В углу зала на диване с мокрым полотенцем на голове лежал юный главком Кубано-Черноморской республики Автономов.

— Вставай, вставай, обормот, — расталкивал главкома его помощник Сорокин, вызванный в штаб на совещание. — На мягких диванах твое дело дрыхнуть да парады принимать, а воевать тебя нет.

— Доктора… — стонал пьяный главком. — Умираю.

— Плетей тебе хороших, поганец. Штатские вон уговариваются город сдавать, а ты и не чешешься.

— Иван Лукич, голубчик, — подступал к Сорокину один из самых влиятельных членов штаба, — вы не так меня поняли. Никто и не помышляет об отступлении. Я лишь предлагаю перенести штаб на вокзал, на колеса. Ведь ежели ворвутся кадеты, то нас, идейных, перевешают в первую голову, и революция, лишившись вождей, надолго заглохнет во всем крае.

— Перебьют, перевешают, бежать надо, бежать, — басил из угла другой член штаба. — Впустим белых в город, как в западню, а потом окружим и прихлопнем.

Сорокин возгорелся гневом:

— Штатская сволочь! Предатели! Забирайте свои зонты, калоши и валитесь к чертовой матери!.. Останусь без вождей, но с верными революции войсками. Город не сдам.

Большевики Петя Рыжов, Фрол и длинноволосый анархист Африканов наперебой кричали Сорокину, что они и сами не согласны со своими товарищами, но тот уже ничего не хотел слушать и, выхватив шашку, кинулся к дверям.

— На фронт, друзья, на фронт! Долг зовет!

Следом за ним, ровно собаки за хозяином, побежали телохранители — казаки Гайченец и Черный.
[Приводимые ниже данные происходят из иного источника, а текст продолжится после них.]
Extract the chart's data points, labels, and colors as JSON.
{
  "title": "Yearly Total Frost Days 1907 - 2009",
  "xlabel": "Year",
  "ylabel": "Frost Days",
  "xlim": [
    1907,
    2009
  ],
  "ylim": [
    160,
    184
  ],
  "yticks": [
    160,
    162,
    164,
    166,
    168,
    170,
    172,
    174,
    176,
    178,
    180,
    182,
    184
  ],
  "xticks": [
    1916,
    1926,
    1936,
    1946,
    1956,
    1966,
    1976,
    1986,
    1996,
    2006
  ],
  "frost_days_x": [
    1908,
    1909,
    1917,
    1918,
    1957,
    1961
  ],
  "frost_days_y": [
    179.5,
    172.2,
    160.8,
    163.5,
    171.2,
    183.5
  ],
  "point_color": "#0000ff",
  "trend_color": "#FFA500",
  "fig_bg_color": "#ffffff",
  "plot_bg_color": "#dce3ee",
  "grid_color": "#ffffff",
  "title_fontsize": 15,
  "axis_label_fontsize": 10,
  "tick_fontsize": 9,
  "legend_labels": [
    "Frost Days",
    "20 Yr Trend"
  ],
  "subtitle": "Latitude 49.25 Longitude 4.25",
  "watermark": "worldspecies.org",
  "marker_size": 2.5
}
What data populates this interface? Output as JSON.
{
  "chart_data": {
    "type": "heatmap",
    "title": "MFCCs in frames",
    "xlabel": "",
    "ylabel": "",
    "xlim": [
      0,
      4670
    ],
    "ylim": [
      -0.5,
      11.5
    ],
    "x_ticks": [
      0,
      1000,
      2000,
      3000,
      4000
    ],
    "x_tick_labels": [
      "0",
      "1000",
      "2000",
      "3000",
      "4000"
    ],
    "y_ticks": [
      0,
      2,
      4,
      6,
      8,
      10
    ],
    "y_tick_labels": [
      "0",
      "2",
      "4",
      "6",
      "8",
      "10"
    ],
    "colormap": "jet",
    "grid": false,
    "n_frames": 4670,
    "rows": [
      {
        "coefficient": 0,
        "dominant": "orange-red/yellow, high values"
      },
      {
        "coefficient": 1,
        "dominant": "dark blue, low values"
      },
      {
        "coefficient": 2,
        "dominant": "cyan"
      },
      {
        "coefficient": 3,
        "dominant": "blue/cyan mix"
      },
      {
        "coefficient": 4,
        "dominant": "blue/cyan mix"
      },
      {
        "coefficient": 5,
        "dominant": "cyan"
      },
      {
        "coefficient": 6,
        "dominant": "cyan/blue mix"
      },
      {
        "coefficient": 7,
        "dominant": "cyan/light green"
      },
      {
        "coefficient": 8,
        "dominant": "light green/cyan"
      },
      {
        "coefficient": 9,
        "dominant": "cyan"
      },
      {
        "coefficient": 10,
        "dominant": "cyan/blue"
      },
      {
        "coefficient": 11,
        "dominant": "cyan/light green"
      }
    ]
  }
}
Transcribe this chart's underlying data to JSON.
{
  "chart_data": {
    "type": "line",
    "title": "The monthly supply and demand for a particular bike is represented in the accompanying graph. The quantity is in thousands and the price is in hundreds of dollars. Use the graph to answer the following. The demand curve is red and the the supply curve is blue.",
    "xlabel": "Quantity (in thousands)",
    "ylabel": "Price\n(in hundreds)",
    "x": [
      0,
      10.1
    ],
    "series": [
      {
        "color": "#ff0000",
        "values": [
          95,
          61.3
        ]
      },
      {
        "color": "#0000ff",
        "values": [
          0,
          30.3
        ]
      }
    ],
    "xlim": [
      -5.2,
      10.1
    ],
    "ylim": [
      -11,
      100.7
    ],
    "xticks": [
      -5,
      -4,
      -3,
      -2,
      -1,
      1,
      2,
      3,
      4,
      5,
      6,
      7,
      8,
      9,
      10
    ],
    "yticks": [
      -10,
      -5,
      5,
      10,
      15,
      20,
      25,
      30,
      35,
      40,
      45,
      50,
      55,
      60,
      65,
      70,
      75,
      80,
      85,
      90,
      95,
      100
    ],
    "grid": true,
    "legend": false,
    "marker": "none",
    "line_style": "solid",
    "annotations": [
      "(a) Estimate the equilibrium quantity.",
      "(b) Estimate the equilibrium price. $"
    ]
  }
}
— Подлец! — кричал Сорокин уже на улице, остановив начальника гарнизона Золотарева. — На фронте кипит святая борьба, а у тебя в тылу убийства и грабежи не прекращаются. Пьяные шайки бродят по улицам, раздевают своих раненых и нагоняют панику на мирных жителей. Часовые на посту курят, разговаривают и никак не соблюдают правил устава. Я сам люблю выпить, но пью, когда боев нет.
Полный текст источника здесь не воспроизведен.